Opinion makers were fewer and more concentrated in our country’s
population centers and Big Media.
Still there
were some doubts. CBS brought General
and past President Dwight Eisenhower back to Normandy in 1964. The former Allied Commander on that fateful
June 6, 1944 day viewed the crosses in the US cemetery at Saint Laurent and
reportedly said, “We must find some way…to gain an eternal peace for this
world.”
We are now
fifty years after our entry into Southeast Asia and Viet Nam. As my generation’s war, we were committed to
the mission, but I know few, who served in the military during that time who
were born in the 1930s and 1940s, who do not now have misgivings about our
involvement in that faraway place whose culture we never did really understand. Are we the confused generation?
Iraq and
Afghanistan occurred for us in the Internet generation. The public which was interested had an
unfettered access to facts and opinions on the wars. As Michael Hastings reported President
Obama fired General Stanley McCrystal and effectively ended the careers of
several other four star officers.
But now, the press is embedded in combat units and can report instantaneously on
the activities of the troops during fighting and even during liberty. Anything is grist for the mill.
Which brings
to Sergeant Bowe Bergdahl. Michael
Hastings first reported on him several years ago in the Rolling Stone. According to
Hastings, the sergeant was emailing his parents with his disillusionment with
the war. Imagine that. Instant communications. Sure changes the calculus.
Lincoln and
Eisenhower did not have to contend with the hyper-connected world that Obama
has to. Still civilian control of the
military is of paramount importance, as is an open and unfettered press. The press will have increased pressure to
report only those things that are in the public interest. That will continue to be a difficult call and
challenge to the government to constantly assess what needs to be kept from the
public currently. We will hopefully be a
power for good in an increasingly conflicted world.
The Bergdahl
saga has many more news cycles to go. We
should be patient for ultimately only careful review by the powers that be will
tell us more details. History will
provide a more balanced view of this enigma in an Internet era.
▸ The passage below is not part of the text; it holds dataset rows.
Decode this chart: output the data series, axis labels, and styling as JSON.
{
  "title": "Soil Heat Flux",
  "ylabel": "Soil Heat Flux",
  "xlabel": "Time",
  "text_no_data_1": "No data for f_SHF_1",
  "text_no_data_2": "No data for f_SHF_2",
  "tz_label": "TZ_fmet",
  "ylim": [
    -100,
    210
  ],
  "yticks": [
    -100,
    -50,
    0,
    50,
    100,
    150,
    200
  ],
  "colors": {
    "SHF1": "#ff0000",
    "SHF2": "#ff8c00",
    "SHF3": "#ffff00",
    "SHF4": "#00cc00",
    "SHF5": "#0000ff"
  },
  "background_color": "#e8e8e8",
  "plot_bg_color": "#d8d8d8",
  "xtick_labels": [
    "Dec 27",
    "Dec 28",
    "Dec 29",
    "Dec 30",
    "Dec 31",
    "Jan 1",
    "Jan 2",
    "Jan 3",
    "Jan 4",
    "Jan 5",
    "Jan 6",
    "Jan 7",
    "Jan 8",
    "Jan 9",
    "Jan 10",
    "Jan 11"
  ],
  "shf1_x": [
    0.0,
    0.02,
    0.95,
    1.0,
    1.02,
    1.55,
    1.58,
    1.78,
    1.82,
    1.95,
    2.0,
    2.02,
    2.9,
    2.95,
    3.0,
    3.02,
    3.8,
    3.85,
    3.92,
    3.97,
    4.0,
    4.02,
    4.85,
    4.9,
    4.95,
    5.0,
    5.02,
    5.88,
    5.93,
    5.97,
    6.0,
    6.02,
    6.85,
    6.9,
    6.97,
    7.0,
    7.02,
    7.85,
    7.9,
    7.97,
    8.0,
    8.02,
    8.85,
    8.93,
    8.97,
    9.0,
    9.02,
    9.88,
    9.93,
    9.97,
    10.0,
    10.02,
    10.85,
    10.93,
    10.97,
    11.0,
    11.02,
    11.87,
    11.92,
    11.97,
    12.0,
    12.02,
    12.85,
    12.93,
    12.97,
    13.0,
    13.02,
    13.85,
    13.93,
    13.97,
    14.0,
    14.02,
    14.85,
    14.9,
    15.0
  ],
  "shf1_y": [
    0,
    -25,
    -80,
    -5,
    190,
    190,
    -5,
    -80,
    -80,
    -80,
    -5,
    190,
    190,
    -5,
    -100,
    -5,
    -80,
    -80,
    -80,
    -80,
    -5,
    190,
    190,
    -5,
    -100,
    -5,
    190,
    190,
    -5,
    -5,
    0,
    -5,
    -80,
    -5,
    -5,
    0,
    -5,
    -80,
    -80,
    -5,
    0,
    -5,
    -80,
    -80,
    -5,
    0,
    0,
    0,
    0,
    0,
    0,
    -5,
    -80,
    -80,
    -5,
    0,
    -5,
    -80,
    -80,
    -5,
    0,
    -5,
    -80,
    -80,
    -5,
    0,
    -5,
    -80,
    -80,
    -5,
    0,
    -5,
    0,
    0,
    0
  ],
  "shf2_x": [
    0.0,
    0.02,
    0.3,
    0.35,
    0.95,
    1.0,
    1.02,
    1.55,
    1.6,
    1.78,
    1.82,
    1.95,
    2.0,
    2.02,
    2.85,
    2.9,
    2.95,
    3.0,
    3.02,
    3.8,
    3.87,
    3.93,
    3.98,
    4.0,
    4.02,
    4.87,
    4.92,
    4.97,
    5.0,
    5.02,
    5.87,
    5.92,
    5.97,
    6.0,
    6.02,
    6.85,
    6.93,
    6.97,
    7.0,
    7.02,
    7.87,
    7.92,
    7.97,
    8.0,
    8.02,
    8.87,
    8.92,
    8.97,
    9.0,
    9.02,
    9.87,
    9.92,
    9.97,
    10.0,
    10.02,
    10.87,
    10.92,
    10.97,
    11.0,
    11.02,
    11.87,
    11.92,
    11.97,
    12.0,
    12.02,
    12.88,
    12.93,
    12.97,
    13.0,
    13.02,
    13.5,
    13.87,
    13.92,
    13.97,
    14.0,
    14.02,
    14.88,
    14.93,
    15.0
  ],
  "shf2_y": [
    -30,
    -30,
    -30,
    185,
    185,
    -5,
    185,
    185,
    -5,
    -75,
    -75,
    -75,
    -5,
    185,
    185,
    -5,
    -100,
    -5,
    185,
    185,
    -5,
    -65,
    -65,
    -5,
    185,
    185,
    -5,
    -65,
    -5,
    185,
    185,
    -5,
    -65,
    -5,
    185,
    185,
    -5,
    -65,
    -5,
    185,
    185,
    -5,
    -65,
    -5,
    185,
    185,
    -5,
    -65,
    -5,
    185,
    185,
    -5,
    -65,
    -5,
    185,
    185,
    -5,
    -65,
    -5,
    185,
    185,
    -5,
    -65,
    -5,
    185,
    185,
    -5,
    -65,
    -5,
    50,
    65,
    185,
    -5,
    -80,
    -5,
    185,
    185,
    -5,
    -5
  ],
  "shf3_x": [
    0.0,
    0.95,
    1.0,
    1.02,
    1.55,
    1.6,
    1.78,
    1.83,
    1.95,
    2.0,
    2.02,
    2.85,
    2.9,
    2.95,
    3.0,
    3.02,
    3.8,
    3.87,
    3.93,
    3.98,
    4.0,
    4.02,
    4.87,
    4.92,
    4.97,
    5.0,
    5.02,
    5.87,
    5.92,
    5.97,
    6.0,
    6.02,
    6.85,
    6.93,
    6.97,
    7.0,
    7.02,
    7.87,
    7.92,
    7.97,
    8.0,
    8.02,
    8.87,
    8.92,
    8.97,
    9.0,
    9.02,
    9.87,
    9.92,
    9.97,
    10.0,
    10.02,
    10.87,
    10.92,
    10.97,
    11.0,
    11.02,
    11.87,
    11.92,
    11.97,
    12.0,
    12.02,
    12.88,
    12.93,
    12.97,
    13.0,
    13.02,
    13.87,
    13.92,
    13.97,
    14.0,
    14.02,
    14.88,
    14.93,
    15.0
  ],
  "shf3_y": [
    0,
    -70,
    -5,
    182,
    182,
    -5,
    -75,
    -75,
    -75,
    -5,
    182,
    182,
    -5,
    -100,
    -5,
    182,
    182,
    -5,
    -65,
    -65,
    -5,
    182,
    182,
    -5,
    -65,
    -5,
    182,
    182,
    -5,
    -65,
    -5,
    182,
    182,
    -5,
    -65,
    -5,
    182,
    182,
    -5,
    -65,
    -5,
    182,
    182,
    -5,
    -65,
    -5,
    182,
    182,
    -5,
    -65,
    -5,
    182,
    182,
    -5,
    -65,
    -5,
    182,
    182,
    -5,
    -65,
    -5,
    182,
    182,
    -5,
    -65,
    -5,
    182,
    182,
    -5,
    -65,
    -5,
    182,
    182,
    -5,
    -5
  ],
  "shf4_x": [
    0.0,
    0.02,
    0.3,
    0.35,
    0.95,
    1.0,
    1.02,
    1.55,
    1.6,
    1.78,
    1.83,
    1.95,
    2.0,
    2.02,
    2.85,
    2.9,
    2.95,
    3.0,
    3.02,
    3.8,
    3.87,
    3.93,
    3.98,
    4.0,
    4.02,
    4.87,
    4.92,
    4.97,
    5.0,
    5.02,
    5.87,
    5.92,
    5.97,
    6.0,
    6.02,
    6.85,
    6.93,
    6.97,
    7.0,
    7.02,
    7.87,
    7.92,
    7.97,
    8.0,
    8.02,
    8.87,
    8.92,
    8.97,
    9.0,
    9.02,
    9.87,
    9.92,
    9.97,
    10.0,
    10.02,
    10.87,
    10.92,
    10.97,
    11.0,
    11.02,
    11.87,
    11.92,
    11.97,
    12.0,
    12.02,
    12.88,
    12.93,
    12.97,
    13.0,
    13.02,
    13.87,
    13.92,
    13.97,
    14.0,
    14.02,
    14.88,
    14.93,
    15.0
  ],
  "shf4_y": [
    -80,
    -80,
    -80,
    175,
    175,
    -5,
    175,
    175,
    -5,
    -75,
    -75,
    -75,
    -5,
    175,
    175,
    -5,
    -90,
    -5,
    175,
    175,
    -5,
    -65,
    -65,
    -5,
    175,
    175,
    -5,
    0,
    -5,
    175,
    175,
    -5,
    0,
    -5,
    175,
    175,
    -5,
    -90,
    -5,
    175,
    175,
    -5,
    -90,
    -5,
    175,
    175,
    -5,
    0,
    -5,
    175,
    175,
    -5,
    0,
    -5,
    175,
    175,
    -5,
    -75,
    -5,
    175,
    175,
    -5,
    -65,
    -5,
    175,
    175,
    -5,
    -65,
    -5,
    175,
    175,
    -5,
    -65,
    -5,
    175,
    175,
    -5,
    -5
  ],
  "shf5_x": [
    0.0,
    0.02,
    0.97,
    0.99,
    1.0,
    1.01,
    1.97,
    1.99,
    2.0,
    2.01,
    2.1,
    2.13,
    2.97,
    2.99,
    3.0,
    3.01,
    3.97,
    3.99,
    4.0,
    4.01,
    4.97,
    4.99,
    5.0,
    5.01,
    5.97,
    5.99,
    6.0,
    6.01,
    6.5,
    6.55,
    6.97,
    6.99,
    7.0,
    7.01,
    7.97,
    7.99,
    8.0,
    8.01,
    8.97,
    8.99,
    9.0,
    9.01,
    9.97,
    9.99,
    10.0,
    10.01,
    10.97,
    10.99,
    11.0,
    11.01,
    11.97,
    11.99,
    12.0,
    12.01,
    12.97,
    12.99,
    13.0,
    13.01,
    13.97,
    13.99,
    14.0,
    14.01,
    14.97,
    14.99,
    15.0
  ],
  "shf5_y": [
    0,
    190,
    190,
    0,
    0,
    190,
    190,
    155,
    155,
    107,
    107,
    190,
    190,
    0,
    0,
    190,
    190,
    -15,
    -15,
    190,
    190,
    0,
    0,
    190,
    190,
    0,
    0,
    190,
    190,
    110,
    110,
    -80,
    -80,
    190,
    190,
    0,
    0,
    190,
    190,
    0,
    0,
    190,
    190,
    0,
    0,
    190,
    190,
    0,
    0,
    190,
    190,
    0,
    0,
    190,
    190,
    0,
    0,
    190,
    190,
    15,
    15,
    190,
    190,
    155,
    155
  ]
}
Why am I interested? I was born in 1939 and a world
away from current technology and its implications. As the first father and leading prophet of
the electronic age Marshall McLuhan said in 1977 “The Medium is the
Message.” Think about it.
-ooo-
Douglas
Seward Lloyd was in the military from 1961 to 1999 first as a Naval Flight
Officer and later as a Medical Officer. He served in the active duty and reserve Navy and retired in 1999 as a Navy Captain.
He was trained as a physician and spent most of his forty year career in government
public service at the state and national level in addition to his time in the
military. He lives in Columbia, Maryland where he is semi-retired. He likes to blog, a new found interest.
UPDATE on Thursday 31 July 2014 - As I was retyping this today and correcting some grammatical errors, I checked the Web and saw the US House Armed Services Committee passed a non-binding resolution two days ago condemning the President for the swap of Bergdahl for the five Taliban prisoners. It will be considered by the full House and Senate just before the fall Congressional elections. Still haven't heard from the US Army except that he has been returned to full active duty.